Severe, progressive, or uncontrolled hepatic disease, defined as >3-fold Upper Limit of Normal (ULN) elevation in Aspartate Transaminase (AST) or Alanine Aminotransferase (ALT) or alkaline phosphatase, or >2-fold ULN elevation in total bilirubin.
Active systemic infections (fungal and bacterial disease) during the last 2 weeks prior to drug administration, as assessed by the treating physician.

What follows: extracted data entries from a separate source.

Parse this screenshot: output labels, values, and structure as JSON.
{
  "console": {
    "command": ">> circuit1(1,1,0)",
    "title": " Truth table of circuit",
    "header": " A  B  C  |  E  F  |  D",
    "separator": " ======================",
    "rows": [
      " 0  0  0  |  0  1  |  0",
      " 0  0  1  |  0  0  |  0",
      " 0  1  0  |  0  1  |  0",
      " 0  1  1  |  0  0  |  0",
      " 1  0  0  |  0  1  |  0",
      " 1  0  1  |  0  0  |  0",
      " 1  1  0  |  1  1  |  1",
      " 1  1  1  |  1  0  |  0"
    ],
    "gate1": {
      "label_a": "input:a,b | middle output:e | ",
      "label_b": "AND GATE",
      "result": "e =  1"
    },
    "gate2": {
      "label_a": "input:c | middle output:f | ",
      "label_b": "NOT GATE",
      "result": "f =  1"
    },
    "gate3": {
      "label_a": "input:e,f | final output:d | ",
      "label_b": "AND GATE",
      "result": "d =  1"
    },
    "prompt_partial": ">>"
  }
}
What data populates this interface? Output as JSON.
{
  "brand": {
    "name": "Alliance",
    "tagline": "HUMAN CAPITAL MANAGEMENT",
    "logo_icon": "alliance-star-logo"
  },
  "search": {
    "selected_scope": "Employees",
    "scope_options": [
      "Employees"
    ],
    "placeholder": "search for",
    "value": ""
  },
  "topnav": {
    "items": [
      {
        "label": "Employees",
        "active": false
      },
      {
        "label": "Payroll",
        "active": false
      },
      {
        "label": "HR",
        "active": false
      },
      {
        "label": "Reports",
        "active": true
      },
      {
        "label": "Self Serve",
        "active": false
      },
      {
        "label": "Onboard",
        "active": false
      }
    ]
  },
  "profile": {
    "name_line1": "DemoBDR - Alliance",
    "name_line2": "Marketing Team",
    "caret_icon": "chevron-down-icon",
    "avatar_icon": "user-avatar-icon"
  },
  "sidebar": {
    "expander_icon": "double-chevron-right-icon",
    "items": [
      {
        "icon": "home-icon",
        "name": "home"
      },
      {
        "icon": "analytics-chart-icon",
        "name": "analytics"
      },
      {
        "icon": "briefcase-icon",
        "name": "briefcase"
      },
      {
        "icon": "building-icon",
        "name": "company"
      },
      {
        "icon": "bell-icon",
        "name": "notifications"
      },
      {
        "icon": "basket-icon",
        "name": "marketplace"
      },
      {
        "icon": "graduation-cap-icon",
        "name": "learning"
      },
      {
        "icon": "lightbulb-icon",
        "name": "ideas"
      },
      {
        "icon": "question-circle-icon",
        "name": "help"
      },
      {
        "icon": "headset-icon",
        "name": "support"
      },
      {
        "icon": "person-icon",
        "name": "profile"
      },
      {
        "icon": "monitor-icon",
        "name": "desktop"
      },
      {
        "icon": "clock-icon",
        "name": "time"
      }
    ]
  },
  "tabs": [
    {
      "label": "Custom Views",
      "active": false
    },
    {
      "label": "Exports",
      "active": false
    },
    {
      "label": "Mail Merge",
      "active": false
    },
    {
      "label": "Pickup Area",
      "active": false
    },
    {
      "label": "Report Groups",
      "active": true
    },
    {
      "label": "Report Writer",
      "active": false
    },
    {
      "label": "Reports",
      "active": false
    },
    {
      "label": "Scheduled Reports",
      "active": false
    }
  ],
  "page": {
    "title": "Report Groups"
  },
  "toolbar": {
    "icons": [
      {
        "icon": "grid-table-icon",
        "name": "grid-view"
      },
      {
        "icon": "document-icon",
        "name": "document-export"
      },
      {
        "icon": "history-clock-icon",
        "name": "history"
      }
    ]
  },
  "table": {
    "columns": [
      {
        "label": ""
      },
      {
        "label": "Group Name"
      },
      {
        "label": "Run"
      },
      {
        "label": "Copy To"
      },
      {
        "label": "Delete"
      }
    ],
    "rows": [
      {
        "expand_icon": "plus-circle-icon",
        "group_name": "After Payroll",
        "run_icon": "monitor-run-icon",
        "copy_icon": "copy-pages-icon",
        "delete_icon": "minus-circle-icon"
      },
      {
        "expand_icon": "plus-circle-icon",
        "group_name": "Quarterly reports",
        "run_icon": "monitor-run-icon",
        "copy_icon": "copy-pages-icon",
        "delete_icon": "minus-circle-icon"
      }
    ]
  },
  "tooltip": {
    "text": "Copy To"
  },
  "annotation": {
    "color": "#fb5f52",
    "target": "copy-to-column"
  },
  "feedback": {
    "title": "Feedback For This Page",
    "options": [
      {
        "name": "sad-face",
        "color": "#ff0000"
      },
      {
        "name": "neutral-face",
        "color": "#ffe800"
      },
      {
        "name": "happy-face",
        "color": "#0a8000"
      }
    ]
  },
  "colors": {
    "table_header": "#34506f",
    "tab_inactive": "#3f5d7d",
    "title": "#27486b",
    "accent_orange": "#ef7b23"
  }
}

Increased risk of infectious complications (e.g. recent pyogenic infection, any congenital or acquired immunodeficiency (e.g. Human Immunodeficiency Virus (HIV)), past organ or stem cell transplantation), as assessed by the treating physician.
Relevant chronic or acute infections, including active tuberculosis (TB), HIV infection or viral hepatitis at the time of drug administration.
History of allergy / hypersensitivity to systemically administered spesolimab or its excipients.
Any documented active or suspected malignancy or history of malignancy within 5 years prior to screening, except appropriately treated basal or squamous cell carcinoma of the skin or in situ carcinoma of uterine cervix.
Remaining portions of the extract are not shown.